Пускай всякие кретины болтают об извращениях, они-то с Лукрецией прекрасно понимают Ретифа, который осмелился заявить о своем праве быть не таким, как все, и создать новый мир по своему образу и подобию. Разве не этим они занимались каждую ночь на протяжении десяти лет? Разве они не разрушали целые миры и не строили новые из собственных фантазий? Повторится ли это еще хоть раз? Или навсегда останется воспоминанием, в свете которого действительность кажется еще безнадежнее?

В то утро дон Ригоберто чувствовал себя одним из мужчин, потерявших голову из-за ножек Франшетты. Каждое утро, каждую ночь он тщетно пытался заполнить образовавшуюся после ухода Лукреции пустоту призрачными видениями. Где искать утешения? Не слишком ли поздно для того, чтобы вернуться назад и все исправить? Быть может, высшая судебная инстанция, например конституционный суд Новой Зеландии, отменит вердикт безжалостного веллингтонского судьи и освободит учительницу?
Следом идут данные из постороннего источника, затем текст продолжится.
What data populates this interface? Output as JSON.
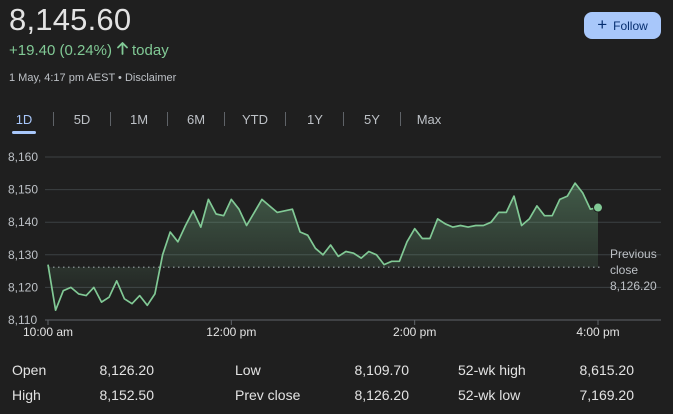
{
  "header": {
    "price": "8,145.60",
    "change": "+19.40 (0.24%)",
    "change_period": "today",
    "timestamp": "1 May, 4:17 pm AEST",
    "separator": "•",
    "disclaimer": "Disclaimer",
    "follow_label": "Follow",
    "up_color": "#81c995"
  },
  "tabs": [
    {
      "label": "1D",
      "active": true
    },
    {
      "label": "5D",
      "active": false
    },
    {
      "label": "1M",
      "active": false
    },
    {
      "label": "6M",
      "active": false
    },
    {
      "label": "YTD",
      "active": false
    },
    {
      "label": "1Y",
      "active": false
    },
    {
      "label": "5Y",
      "active": false
    },
    {
      "label": "Max",
      "active": false
    }
  ],
  "chart_data": {
    "type": "line",
    "ylim": [
      8110,
      8160
    ],
    "y_ticks": [
      "8,160",
      "8,150",
      "8,140",
      "8,130",
      "8,120",
      "8,110"
    ],
    "y_tick_values": [
      8160,
      8150,
      8140,
      8130,
      8120,
      8110
    ],
    "x_ticks": [
      "10:00 am",
      "12:00 pm",
      "2:00 pm",
      "4:00 pm"
    ],
    "x_tick_values": [
      0,
      120,
      240,
      360
    ],
    "x_range_minutes": [
      0,
      385
    ],
    "reference_line": {
      "label_line1": "Previous",
      "label_line2": "close",
      "value_label": "8,126.20",
      "value": 8126.2
    },
    "line_color": "#81c995",
    "grid": true,
    "series": [
      {
        "x": [
          0,
          5,
          10,
          15,
          20,
          25,
          30,
          35,
          40,
          45,
          50,
          55,
          60,
          65,
          70,
          75,
          80,
          85,
          90,
          95,
          100,
          105,
          110,
          115,
          120,
          125,
          130,
          135,
          140,
          145,
          150,
          155,
          160,
          165,
          170,
          175,
          180,
          185,
          190,
          195,
          200,
          205,
          210,
          215,
          220,
          225,
          230,
          235,
          240,
          245,
          250,
          255,
          260,
          265,
          270,
          275,
          280,
          285,
          290,
          295,
          300,
          305,
          310,
          315,
          320,
          325,
          330,
          335,
          340,
          345,
          350,
          355,
          360
        ],
        "y": [
          8127,
          8113,
          8119,
          8120,
          8118,
          8117.5,
          8120,
          8115.5,
          8117,
          8122,
          8116.5,
          8115,
          8117.5,
          8114.5,
          8118,
          8130,
          8137,
          8134,
          8139,
          8143.5,
          8138.5,
          8147,
          8142.5,
          8142,
          8147,
          8144,
          8139,
          8143,
          8147,
          8145,
          8143,
          8143.5,
          8144,
          8137,
          8136,
          8132,
          8130,
          8133,
          8129.5,
          8131,
          8130.5,
          8129,
          8131,
          8130,
          8127,
          8128,
          8128,
          8134,
          8138,
          8135,
          8135,
          8141,
          8139.5,
          8138.5,
          8139,
          8138.5,
          8139,
          8139,
          8140,
          8143,
          8143,
          8148,
          8139,
          8141,
          8145,
          8142,
          8142,
          8147,
          8148,
          8152,
          8149,
          8144,
          8144.5
        ]
      }
    ],
    "last_point_marker": true
  },
  "stats": [
    [
      {
        "label": "Open",
        "value": "8,126.20"
      },
      {
        "label": "Low",
        "value": "8,109.70"
      },
      {
        "label": "52-wk high",
        "value": "8,615.20"
      }
    ],
    [
      {
        "label": "High",
        "value": "8,152.50"
      },
      {
        "label": "Prev close",
        "value": "8,126.20"
      },
      {
        "label": "52-wk low",
        "value": "7,169.20"
      }
    ]
  ]
}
Быть может, справедливый премьер-министр помилует или даже наградит героиню, пожертвовавшую собой ради ребенка? Быть может, ему стоит отправиться в Оливар-де-Сан-Исидро и сказать Лукреции, что нерасторопный человеческий суд совершил очередную ошибку, вынес неправедный приговор, не имея на это никаких полномочий, и вернуть ей свободу и честь, чтобы… чтобы?.. Чтобы что? Дон Ригоберто не знал ответа, но сдаваться не собирался.

Очередная утопия? Вроде тех, которыми грезил фетишист Ретиф де ла Бретонн? Пожалуй, нет: утопии, в которые нырял любивший сладостное пустословие дон Ригоберто, были камерными, для личного пользования, их не хватило бы, чтобы состряпать приличную книжку. Эти фантазии, по большей части на грани дозволенного, сильно отличались от чреватых катаклизмами массовых доктрин, пренебрегающих свободой отдельного человека.

В этом была главная и весьма небезопасная ошибка Никола-Эдме; как и многие его современники, он оказался подвержен болезни века. Социальные утопии, великое наследие века Просвещения, не только способствовали небывалому расцвету эротики, но и поставили под угрозу само ее существование. Дон Ригоберто не мог этого помнить, а тетрадь помнила. В ней нашлось немало изобличающих фактов и неопровержимых свидетельств.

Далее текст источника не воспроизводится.